My fears in this respect, as with most of Glasgow’s ongoing development, are best exemplified by London. During a brief misadventure in the capital earlier last year, I was due to meet a friend somewhere near a tube station (they have a lot of those). But London is a place where pedestrians go to die, and so me and my knackered legs were lingering near our specific tube station a few hours earlier than planned. It was raining, and London has very few sheltered places to sit idly for free that aren’t crowded museums or an eight kilometre horizontal hike through homicidal traffic way. So I ducked into a nearby cinema, not thinking it anything more than an excuse to dry off for a couple of hours. A machine was extended towards me, I tapped my card and the digits 16.50 flashed onscreen in that exact order – which is coincidentally what my heart rate dropped to. The film, Leave No Trace, was fantastic, but it’s emotional heft was offset significantly by the lightness in my pocket.
To put the Curzon’s figure into perspective, if it really needs it, the average ticket price at the turn of the millennium was £4.40. A ticket at a Glasgow multiplex today meanwhile, even with no student discount attached, would still be roughly a fiver less. What the Curzon offered in exchange for this price hike wasn’t much beyond brutalist aesthetics and a seat that tipped back whenever I sneezed. When I finally caught my friend outside that tube station and explained to him in no uncertain terms what my wallet had endured, the distinction across London’s cinemas became apparent. That the Curzon, like many others across the city, was one of a number of high-end cinemas, distinct from the city’s multiplex venues in exclusivity, in audience and in price.
I write this early in the wake of one these up-market cinema chains having recently opened a venue in Princes Square: an Everyman, ironically. Though it’s well worth noting a ticket for a regular Everyman screening is little above what most mainstream cinemas in the city would charge for a regular screening. But even without a distinct ambassador of high-price viewing in the city centre, the invasion of luxury into Glasgow’s cinema experiences is nonetheless well upon us. And its effects are best seen not so much in ‘boutique’ venues such as your Curzons and Everymans, where luxury trimmings are expected and specifically forked out for, but rather in the mainstream venues slowly climbing their prices towards the high-end.
Take Glasgow’s Cineworld, which has recently undergone refurbishment to dedicate its upper floors to a VIP Lounge: an explicit declaration of exclusive luxury above the multitude of viewing experiences on offer up and down the 12-storey monolith. This luxury seems to be trickling to the building’s lower floors too, as its trappings are visible even in vanilla viewing experiences, which have begun selling themselves as luxury. Not just in their gimmicks, like paying a few extra pounds for a vibrating seat or a wider screen, but in the ways in which the entire experience of cinema viewing is being sold to us: that a trip to the pictures isn’t something to spend a few hours on of an afternoon or evening, but rather an entire night out in itself. With the cinema experience, rather than the film onscreen, being the main event.
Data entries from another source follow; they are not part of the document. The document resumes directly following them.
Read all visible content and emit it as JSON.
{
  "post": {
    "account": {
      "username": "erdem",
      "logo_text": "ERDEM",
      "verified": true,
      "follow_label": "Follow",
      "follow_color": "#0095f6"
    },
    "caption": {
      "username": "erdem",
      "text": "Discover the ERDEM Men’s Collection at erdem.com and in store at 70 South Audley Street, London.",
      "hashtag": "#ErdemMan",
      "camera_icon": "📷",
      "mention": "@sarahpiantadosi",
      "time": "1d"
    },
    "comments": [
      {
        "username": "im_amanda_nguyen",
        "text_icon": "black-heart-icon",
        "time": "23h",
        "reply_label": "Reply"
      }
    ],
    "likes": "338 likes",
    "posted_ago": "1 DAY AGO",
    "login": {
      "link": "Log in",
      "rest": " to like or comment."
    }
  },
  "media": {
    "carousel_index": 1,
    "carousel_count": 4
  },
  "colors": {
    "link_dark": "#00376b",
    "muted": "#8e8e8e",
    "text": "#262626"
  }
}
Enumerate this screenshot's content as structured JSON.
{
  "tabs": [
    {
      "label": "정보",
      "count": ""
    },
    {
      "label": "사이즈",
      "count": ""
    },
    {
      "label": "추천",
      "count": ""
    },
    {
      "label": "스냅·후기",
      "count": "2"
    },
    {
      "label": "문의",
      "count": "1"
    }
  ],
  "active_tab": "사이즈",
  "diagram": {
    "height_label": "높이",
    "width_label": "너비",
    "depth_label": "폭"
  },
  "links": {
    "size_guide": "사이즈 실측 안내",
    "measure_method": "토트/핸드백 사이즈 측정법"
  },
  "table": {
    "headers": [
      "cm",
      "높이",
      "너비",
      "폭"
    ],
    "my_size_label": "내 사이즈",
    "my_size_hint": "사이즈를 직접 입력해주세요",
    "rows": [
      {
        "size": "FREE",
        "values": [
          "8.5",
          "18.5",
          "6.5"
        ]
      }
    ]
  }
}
I suppose in many ways it makes sense as, while home viewing experiences only improve in quality and accessibility, multiplexes will need to do ever more to differentiate themselves from your living room; like making sure their seats do the daft kind of things your sofa can’t (and probably shouldn’t). The issue here isn’t these gimmicks themselves, as most are fun distractions from even the most tedious blockbuster, but that a result of them seems to be a slow sliding of the basic cinema experience towards exclusivity, and a quick rise in cost for the bargain. A shift which for many makes a night at the pictures a hard watch.